Alternation of Generations. In the mosses we have what is known as an alternation of generations. The leafy moss, bearing among its leaves the organs producing sperms and eggs, antheridia and archegonia, gives place to a stalk and capsule bearing the asexual spores. This spore-bearing portion of the plant does not appear until after fertilization; then it grows directly out of that part of the plant which produces the egg cell. In fact, if we make a microscopic examination of the egg-producing structure (the archegonium) directly after fertilization, we find that the sporophyte is a direct outgrowth from the fertilized egg cell. Thus the sexual stage alternates with the asexual stage in the life of the plant.

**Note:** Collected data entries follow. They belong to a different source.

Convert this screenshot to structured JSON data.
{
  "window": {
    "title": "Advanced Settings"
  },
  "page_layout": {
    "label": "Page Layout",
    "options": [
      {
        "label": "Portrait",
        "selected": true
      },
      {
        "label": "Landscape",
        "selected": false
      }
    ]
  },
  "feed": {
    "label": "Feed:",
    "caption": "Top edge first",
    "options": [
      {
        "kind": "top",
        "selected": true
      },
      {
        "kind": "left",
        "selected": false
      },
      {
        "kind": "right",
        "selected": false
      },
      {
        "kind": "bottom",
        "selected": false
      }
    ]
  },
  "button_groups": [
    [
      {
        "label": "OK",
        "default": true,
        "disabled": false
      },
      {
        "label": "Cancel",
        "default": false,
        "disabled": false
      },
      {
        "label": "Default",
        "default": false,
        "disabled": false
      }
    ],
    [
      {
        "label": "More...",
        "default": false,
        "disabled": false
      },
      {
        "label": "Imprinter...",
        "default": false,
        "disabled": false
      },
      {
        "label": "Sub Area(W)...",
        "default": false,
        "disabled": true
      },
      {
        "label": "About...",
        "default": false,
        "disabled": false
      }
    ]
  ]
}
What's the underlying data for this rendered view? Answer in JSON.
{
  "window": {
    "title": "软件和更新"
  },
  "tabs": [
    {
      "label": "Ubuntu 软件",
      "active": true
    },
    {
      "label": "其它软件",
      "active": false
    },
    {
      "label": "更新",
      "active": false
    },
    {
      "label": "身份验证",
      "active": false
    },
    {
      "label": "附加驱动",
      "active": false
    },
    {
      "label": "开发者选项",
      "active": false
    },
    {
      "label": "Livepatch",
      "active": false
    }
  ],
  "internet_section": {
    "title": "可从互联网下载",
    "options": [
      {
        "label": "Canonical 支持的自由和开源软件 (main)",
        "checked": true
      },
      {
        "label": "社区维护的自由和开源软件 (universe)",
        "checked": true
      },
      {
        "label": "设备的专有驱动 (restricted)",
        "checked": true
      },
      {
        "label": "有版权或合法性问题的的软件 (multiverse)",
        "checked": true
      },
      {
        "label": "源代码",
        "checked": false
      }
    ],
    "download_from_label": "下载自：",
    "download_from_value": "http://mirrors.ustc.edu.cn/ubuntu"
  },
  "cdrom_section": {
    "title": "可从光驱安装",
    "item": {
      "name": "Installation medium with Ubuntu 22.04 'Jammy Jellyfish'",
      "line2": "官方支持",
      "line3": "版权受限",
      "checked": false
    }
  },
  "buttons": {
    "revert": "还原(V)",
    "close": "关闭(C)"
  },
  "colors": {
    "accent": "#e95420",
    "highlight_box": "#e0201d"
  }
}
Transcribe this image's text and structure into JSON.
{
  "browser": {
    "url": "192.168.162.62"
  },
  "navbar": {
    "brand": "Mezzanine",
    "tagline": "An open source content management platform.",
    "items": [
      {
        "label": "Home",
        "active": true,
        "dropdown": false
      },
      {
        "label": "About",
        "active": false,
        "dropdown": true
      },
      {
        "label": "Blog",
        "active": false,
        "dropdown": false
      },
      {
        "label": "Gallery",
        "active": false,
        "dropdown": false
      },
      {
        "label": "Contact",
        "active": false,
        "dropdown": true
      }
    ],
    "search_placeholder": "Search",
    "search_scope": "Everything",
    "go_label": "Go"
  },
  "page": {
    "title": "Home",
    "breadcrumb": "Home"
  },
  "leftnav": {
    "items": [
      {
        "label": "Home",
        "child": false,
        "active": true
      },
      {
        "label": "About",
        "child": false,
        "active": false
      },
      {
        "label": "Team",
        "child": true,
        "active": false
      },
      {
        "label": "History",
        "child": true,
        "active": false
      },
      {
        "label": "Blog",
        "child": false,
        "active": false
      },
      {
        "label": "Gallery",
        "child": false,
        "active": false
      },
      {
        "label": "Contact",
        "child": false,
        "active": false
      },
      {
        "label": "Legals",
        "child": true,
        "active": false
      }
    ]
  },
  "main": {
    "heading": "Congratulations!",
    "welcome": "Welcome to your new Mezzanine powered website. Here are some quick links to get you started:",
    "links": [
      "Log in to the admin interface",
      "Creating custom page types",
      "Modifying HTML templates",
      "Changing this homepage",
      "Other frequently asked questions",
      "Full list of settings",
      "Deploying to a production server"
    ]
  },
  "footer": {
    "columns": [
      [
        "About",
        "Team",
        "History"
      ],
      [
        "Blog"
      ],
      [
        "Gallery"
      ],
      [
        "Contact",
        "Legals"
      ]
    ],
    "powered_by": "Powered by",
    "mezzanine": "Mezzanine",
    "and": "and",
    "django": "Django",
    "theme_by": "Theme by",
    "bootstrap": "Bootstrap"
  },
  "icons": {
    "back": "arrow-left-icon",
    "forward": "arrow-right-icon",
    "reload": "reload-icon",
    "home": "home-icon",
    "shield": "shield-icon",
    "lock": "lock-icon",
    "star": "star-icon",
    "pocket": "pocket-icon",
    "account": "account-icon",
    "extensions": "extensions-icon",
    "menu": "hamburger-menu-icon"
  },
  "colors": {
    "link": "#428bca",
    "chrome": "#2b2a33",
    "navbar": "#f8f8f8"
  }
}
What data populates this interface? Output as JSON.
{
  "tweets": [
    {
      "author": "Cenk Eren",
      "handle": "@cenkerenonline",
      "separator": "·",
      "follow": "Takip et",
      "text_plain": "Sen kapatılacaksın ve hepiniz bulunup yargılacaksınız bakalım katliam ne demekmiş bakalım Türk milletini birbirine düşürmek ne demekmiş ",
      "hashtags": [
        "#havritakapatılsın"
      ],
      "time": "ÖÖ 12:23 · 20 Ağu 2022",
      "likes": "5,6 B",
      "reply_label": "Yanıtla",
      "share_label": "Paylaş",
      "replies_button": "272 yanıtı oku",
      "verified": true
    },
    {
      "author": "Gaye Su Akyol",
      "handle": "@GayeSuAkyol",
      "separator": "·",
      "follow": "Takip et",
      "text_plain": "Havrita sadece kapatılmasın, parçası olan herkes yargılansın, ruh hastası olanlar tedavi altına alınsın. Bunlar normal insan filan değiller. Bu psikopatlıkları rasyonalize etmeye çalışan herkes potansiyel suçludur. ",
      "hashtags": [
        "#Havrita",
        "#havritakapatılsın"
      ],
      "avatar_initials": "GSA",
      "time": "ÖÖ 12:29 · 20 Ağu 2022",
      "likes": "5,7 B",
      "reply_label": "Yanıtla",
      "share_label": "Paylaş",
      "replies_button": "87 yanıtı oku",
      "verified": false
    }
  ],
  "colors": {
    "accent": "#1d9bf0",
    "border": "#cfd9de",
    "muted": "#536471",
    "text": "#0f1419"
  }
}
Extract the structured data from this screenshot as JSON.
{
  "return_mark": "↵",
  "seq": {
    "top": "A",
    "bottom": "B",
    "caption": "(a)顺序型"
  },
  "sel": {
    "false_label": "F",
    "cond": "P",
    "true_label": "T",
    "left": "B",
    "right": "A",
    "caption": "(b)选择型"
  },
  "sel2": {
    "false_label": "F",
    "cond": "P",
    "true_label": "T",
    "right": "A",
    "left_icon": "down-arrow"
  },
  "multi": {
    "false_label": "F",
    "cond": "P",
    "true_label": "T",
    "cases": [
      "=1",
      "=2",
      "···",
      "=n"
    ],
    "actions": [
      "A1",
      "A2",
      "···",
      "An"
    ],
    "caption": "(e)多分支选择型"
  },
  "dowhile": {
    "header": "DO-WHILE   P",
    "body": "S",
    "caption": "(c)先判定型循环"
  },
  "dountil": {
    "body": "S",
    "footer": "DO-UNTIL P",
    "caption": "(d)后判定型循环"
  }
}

Sporophyte a Parasite. One interesting fact comes out in connection with this growth of the sporophyte. It has no green leaves and must therefore obtain all its nourishment from the leafy moss plant, or gametophyte. The spore-bearing part of the plant is thus actually a parasite upon the gametophyte.

Ferns and their Allies

The Ferns and their Allies. The fern plants include the true ferns, the horsetails or scouring rushes, and the club mosses. The true ferns are moisture-loving and shade-loving plants; they play an important part in the vegetation of the tropical forests. Many forms are found in the temperate regions; we even have some common ferns that remain green all winter. Fossil ferns have been found in Greenland, thus showing that at one time the climate at the north was milder than it now is.